Tüm Kürt coğrafyasını ateş altında tutarak, şehirleri ve yerleşim alanlarını insansızlaştırarak ağır silahlarla Kürt toplumuna karşı bir soykırım politikası izlemektedir. Aylardır Cizre'ye yönelik imha temelinde bir uygulamayı sistemli bir şekilde uygulayarak, hiç bir kural ve kaide tanımayan, uluslararası savaş hukukunda yeri olmayan kadın, çocuk, genç ve yaşlı demeden insanları öldürerek, yaralı insanların dahi infaz edildiği ve onlarca insanın yaralı iken katledilmesi kamuoyunun bilgisi dâhilindedir.

Bir tarafta bu katliamcı uygulamalar yapılırken, aynı zamanda AKP hükümetinin oluşturduğu havuz medyasının öncülüğünde toplumsal dezenformasyonun devreye sokulması katliamların üstünü örtmeye ve gerekçe bulma çabaları bundan sonraki niyetlerini de açık bir biçimde ortaya koymaktadır.

Tüm çağrılara rağmen onlarca insanı bodrumlarda kuşatarak adım adım imha etmeyi kamuoyunun gözleri önünde büyük bir iştahla sunan, toplumda kopuşa neden olan halkların ortak yaşamını tehdit eden AKP zihniyeti DAİŞ'in Rojava’da yürüttüğü Cami yakmalar, Talan, gasp, katliam canlı canlı insan yakmalar ve infazlar yapmalarından geri kalmamış DAİŞ'in Kürtlere olan öfkesi AKP zihniyetiyle ne kadar yakın bir zihniyeti olduğunu ortaya çıkarmıştır.

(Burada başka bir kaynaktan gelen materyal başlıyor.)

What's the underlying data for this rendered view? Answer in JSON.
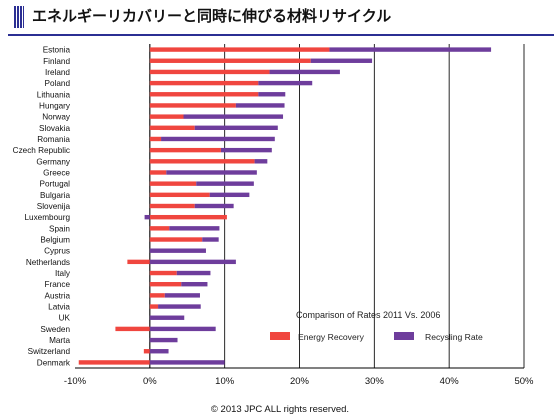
{
  "page": {
    "title": "エネルギーリカバリーと同時に伸びる材料リサイクル",
    "copyright": "© 2013 JPC ALL rights reserved."
  },
  "colors": {
    "energy": "#f0463f",
    "recycling": "#6e3d9c",
    "accent": "#2b2f93"
  },
  "chart_data": {
    "type": "bar",
    "orientation": "horizontal",
    "stacked": true,
    "title": "Comparison of Rates 2011 Vs. 2006",
    "xlabel": "",
    "ylabel": "",
    "xlim": [
      -10,
      50
    ],
    "xticks": [
      -10,
      0,
      10,
      20,
      30,
      40,
      50
    ],
    "xtick_labels": [
      "-10%",
      "0%",
      "10%",
      "20%",
      "30%",
      "40%",
      "50%"
    ],
    "grid": "vertical lines at 10% steps",
    "legend": "bottom-right",
    "categories": [
      "Estonia",
      "Finland",
      "Ireland",
      "Poland",
      "Lithuania",
      "Hungary",
      "Norway",
      "Slovakia",
      "Romania",
      "Czech Republic",
      "Germany",
      "Greece",
      "Portugal",
      "Bulgaria",
      "Slovenija",
      "Luxembourg",
      "Spain",
      "Belgium",
      "Cyprus",
      "Netherlands",
      "Italy",
      "France",
      "Austria",
      "Latvia",
      "UK",
      "Sweden",
      "Marta",
      "Switzerland",
      "Denmark"
    ],
    "series": [
      {
        "name": "Energy Recovery",
        "values": [
          24,
          21.5,
          16,
          14.5,
          14.5,
          11.5,
          4.5,
          6,
          1.5,
          9.5,
          14,
          2.2,
          6.2,
          8,
          6,
          10.3,
          2.6,
          7,
          0,
          -3,
          3.6,
          4.2,
          2,
          1.1,
          0,
          -4.6,
          0,
          -0.8,
          -9.5
        ]
      },
      {
        "name": "Recysling Rate",
        "values": [
          21.6,
          8.2,
          9.4,
          7.2,
          3.6,
          6.5,
          13.3,
          11.1,
          15.2,
          6.8,
          1.7,
          12.1,
          7.7,
          5.3,
          5.2,
          -0.7,
          6.7,
          2.2,
          7.5,
          11.5,
          4.5,
          3.5,
          4.7,
          5.7,
          4.6,
          8.8,
          3.7,
          2.5,
          10
        ]
      }
    ]
  }
}
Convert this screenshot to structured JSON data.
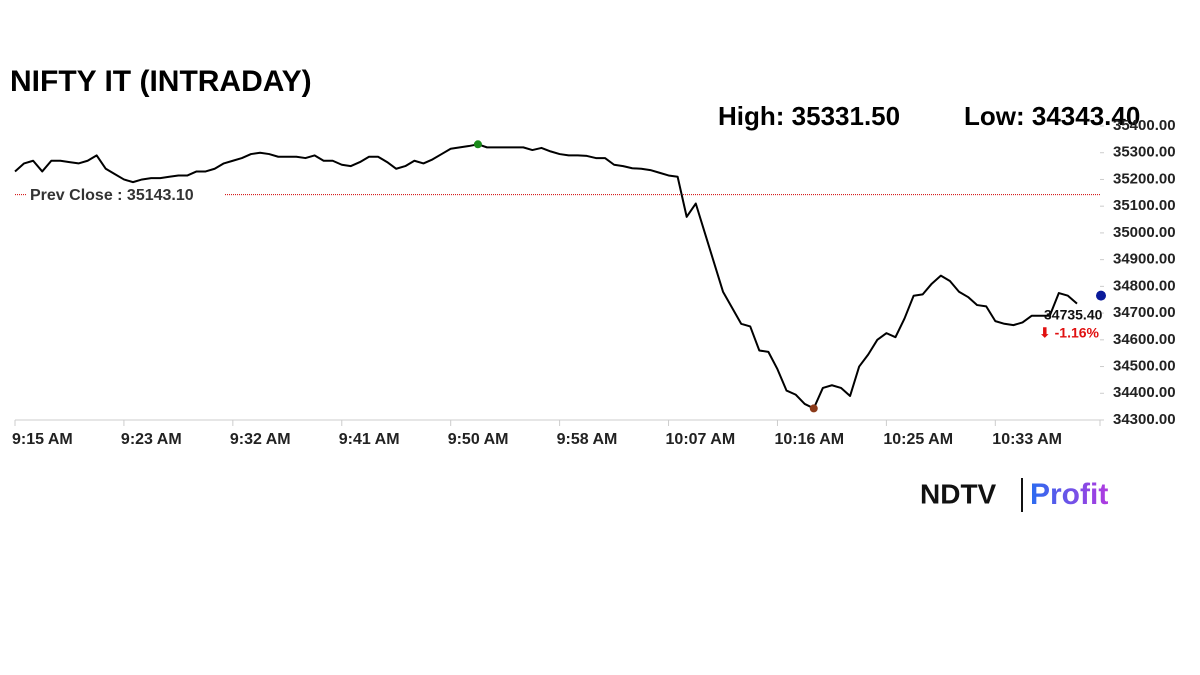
{
  "chart_data": {
    "type": "line",
    "title": "NIFTY IT (INTRADAY)",
    "high_label": "High: 35331.50",
    "low_label": "Low: 34343.40",
    "prev_close": {
      "value": 35143.1,
      "label": "Prev Close : 35143.10",
      "color": "#d00000"
    },
    "last_label": "34735.40",
    "change_label": "⬇ -1.16%",
    "color": "#000000",
    "high_color": "#1a8a1a",
    "low_color": "#8b3a1a",
    "last_color": "#0a1a9a",
    "categories": [
      "9:15 AM",
      null,
      null,
      null,
      null,
      null,
      null,
      null,
      null,
      null,
      null,
      null,
      "9:23 AM",
      null,
      null,
      null,
      null,
      null,
      null,
      null,
      null,
      null,
      null,
      null,
      "9:32 AM",
      null,
      null,
      null,
      null,
      null,
      null,
      null,
      null,
      null,
      null,
      null,
      "9:41 AM",
      null,
      null,
      null,
      null,
      null,
      null,
      null,
      null,
      null,
      null,
      null,
      "9:50 AM",
      null,
      null,
      null,
      null,
      null,
      null,
      null,
      null,
      null,
      null,
      null,
      "9:58 AM",
      null,
      null,
      null,
      null,
      null,
      null,
      null,
      null,
      null,
      null,
      null,
      "10:07 AM",
      null,
      null,
      null,
      null,
      null,
      null,
      null,
      null,
      null,
      null,
      null,
      "10:16 AM",
      null,
      null,
      null,
      null,
      null,
      null,
      null,
      null,
      null,
      null,
      null,
      "10:25 AM",
      null,
      null,
      null,
      null,
      null,
      null,
      null,
      null,
      null,
      null,
      null,
      "10:33 AM",
      null,
      null,
      null,
      null,
      null,
      null,
      null,
      null,
      null
    ],
    "values": [
      35230,
      35260,
      35270,
      35230,
      35270,
      35270,
      35265,
      35260,
      35270,
      35290,
      35240,
      35220,
      35200,
      35190,
      35200,
      35205,
      35205,
      35210,
      35215,
      35215,
      35230,
      35230,
      35240,
      35260,
      35270,
      35280,
      35295,
      35300,
      35295,
      35285,
      35285,
      35285,
      35280,
      35290,
      35270,
      35270,
      35255,
      35250,
      35265,
      35285,
      35285,
      35265,
      35240,
      35250,
      35270,
      35260,
      35275,
      35295,
      35315,
      35320,
      35325,
      35331.5,
      35320,
      35320,
      35320,
      35320,
      35320,
      35310,
      35318,
      35305,
      35295,
      35290,
      35290,
      35288,
      35280,
      35280,
      35255,
      35250,
      35242,
      35240,
      35235,
      35225,
      35215,
      35210,
      35060,
      35110,
      35000,
      34890,
      34780,
      34720,
      34660,
      34650,
      34560,
      34555,
      34490,
      34410,
      34395,
      34360,
      34343.4,
      34420,
      34430,
      34420,
      34390,
      34500,
      34545,
      34600,
      34625,
      34610,
      34680,
      34765,
      34770,
      34810,
      34840,
      34820,
      34780,
      34760,
      34730,
      34725,
      34670,
      34660,
      34655,
      34665,
      34690,
      34690,
      34690,
      34775,
      34765,
      34735.4
    ],
    "ylim": [
      34300,
      35400
    ],
    "yticks": [
      {
        "value": 34300,
        "label": "34300.00"
      },
      {
        "value": 34400,
        "label": "34400.00"
      },
      {
        "value": 34500,
        "label": "34500.00"
      },
      {
        "value": 34600,
        "label": "34600.00"
      },
      {
        "value": 34700,
        "label": "34700.00"
      },
      {
        "value": 34800,
        "label": "34800.00"
      },
      {
        "value": 34900,
        "label": "34900.00"
      },
      {
        "value": 35000,
        "label": "35000.00"
      },
      {
        "value": 35100,
        "label": "35100.00"
      },
      {
        "value": 35200,
        "label": "35200.00"
      },
      {
        "value": 35300,
        "label": "35300.00"
      },
      {
        "value": 35400,
        "label": "35400.00"
      }
    ],
    "grid": false
  },
  "logo": {
    "left": "NDTV",
    "right": "Profit"
  }
}
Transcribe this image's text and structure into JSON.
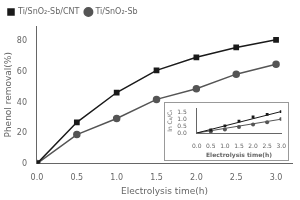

Tek bir Kürt kalmayana dek katliamlarını devam ettirecek olan bu anlayış ve zihniyete karşı tek bir Kürt kalsa da diz çökmeyeceğiz felsefesiyle Rojava'da iman, azim ve inançla mücadele ederek kazanan insanlıktan aldığımız inançla yürütülen bu ahlaksız savaşa karşı diz çökmeyeceğimizi buradan kamuoyu ile paylaşmak isteriz. Zaman ezilen halkların dayanışma zamanıdır.

Zulme karşı demokratik eylemsellik sürecine her insan katkı sunmalı, her alanda bu katliamlar lanetlenmeli ve kendine insanım diyen herkes vicdanını harekete geçirmeli, gücü oranında bu sürece bulunduğu alandan destek olması gerekmektedir. Ya karanlığın hükmü yüzyıllarca üzerimizde sürecek ya da yıllardır süren bu zulüm son bulacak, halklar bir arada iç içe özgür geleceğini kuracaktır. Cizre'de yaşanan açık katliam, bu savaş konseptinin ne kadar kirli ve AKP devletinden beklenti içinde olunmaması gerektiği mesajını açık ve net bir şekilde halklarımıza vermiştir.

Bir bodrumda arkadaşlarımız şahsında insanlık ateşe verilmiş ve Devlet soykırım politikasını bir daha Cizre'de göstermiştir. Cizre'ye, Sur'a sesiz kalmak daha büyük katliamlara izin vermektir. Bu temelde başta insan Haklarına inanan her bir fert, bu mücadeleye inanan destek sunan tüm kurum kuruluş, Aydın, yazar, akademisyen, inanç grupları 7'den 70'herkes bu katliamı kınamalı ve tepkisini ortaya koymalı.”